Remove BOM () from imported .csv file

2019-01-27 02:50发布

问题:

I want to delete the BOM from my imported file, but it just doesn't seem to work.

I tried to preg_replace('/[\x00-\x1F\x80-\xFF]/', '', $file); and a str_replace.

I hope anybody sees what I'm doing wrong.

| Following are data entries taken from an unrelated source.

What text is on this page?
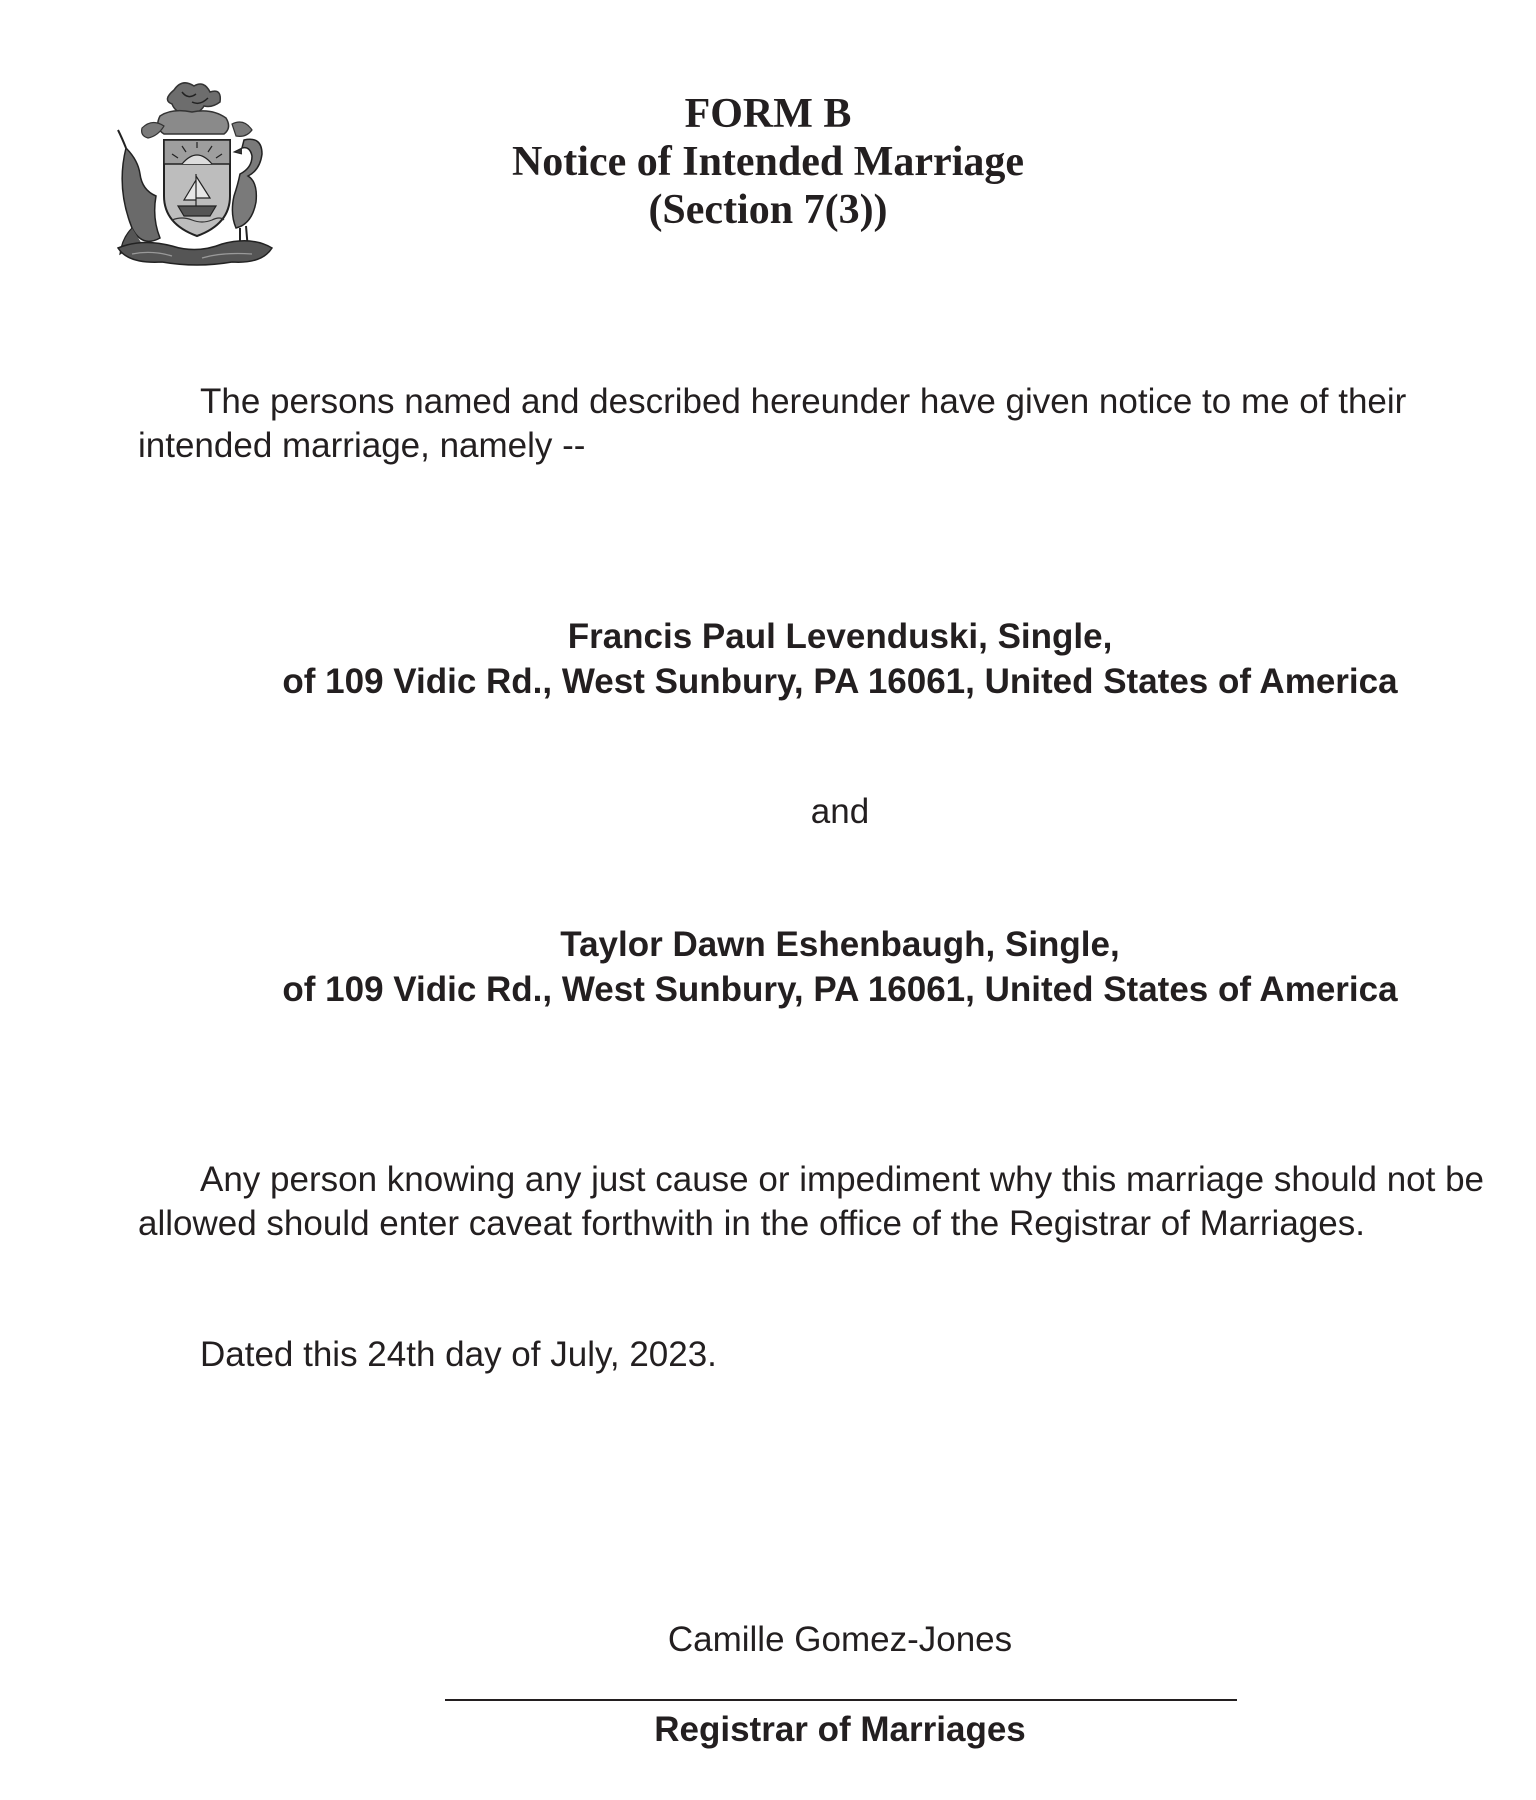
FORM B
Notice of Intended Marriage
(Section 7(3))
The persons named and described hereunder have given notice to me of their intended marriage, namely --
Francis Paul Levenduski, Single,
of 109 Vidic Rd., West Sunbury, PA 16061, United States of America
and
Taylor Dawn Eshenbaugh, Single,
of 109 Vidic Rd., West Sunbury, PA 16061, United States of America
Any person knowing any just cause or impediment why this marriage should not be allowed should enter caveat forthwith in the office of the Registrar of Marriages.
Dated this 24th day of July, 2023.
Camille Gomez-Jones
Registrar of Marriages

$filepath = get_bloginfo('template_directory')."/testing.csv";
            setlocale(LC_ALL, 'nl_NL');
            ini_set('auto_detect_line_endings',TRUE);
            $file = fopen($filepath, "r") or die("Error opening file");
            $i = 0;
            while(($line = fgetcsv($file, 1000, ";")) !== FALSE) {
                if($i == 0) {
                    $c = 0;
                    foreach($line as $col) {
                        $cols[$c] = utf8_encode($col);
                        $c++;
                    }
                } else if($i > 0) {
                    $c = 0;
                    foreach($line as $col) {
                        $data[$i][$cols[$c]] = utf8_encode($col);
                        $c++;
                    }
                }
                $i++;
            }

-----------
SOLVED VERSION:

setlocale(LC_ALL, 'nl_NL');
ini_set('auto_detect_line_endings',TRUE);
require_once(ABSPATH.'wp-admin/includes/file.php' );

$path = get_home_path();        
$filepath = $path .'wp-content/themes/pon/testing.csv';
$content = file_get_contents($filepath); 
file_put_contents($filepath, str_replace("\xEF\xBB\xBF",'', $content));

// FILE_PUT_CONTENTS AUTOMATICCALY CLOSES THE FILE
$file = fopen($filepath, "r") or die("Error opening file"); 

$i = 0;
while(($line = fgetcsv($file, 1000, ";")) !== FALSE) {
    if($i == 0) {
        $c = 0;
        foreach($line as $col) {
            $cols[$c] = $col;
            $c++;
        }
    } else if($i > 0) {
        $c = 0;
        foreach($line as $col) {
            $data[$i][$cols[$c]] = $col;
            $c++;
        }
    }
    $i++;
}

I found that it removes the BOM and adjusts the file by overwriting it with the new data. The problem is that the rest of my script doesn't work anymore and I can't see why. It is a new .csv file

回答1:

Try this:

function removeBomUtf8($s){
  if(substr($s,0,3)==chr(hexdec('EF')).chr(hexdec('BB')).chr(hexdec('BF'))){
       return substr($s,3);
   }else{
       return $s;
   }
}


回答2:

Read data with file_get_contents then use mb_convert_encoding to convert to UTF-8

UPDATE

$filepath = get_bloginfo('template_directory')."/testing.csv";
$fileContent = file_get_contents($filepath);
$fileContent = mb_convert_encoding($fileContent, "UTF-8");
$lines = explode("\n", $fileContent);
foreach($lines as $line) {
    $conls = explode(";", $line);
    // etc...
}


回答3:

If the character encoding functions don't work for you (as is the case for me in some situations) and you know for a fact that your file always has a BOM, you can simply use an fseek() to skip the first 3 bytes, which is the length of the BOM.

$fp = fopen("testing.csv", "r");
fseek($fp, 3);

You should also not use explode() to split your CSV lines and columns because if your column contains the character by which you split, you will get an incorrect result. Use this instead:

while (!feof($fp)) {
    $arrayLine = fgetcsv($fp, 0, ";", '"');
    ...
}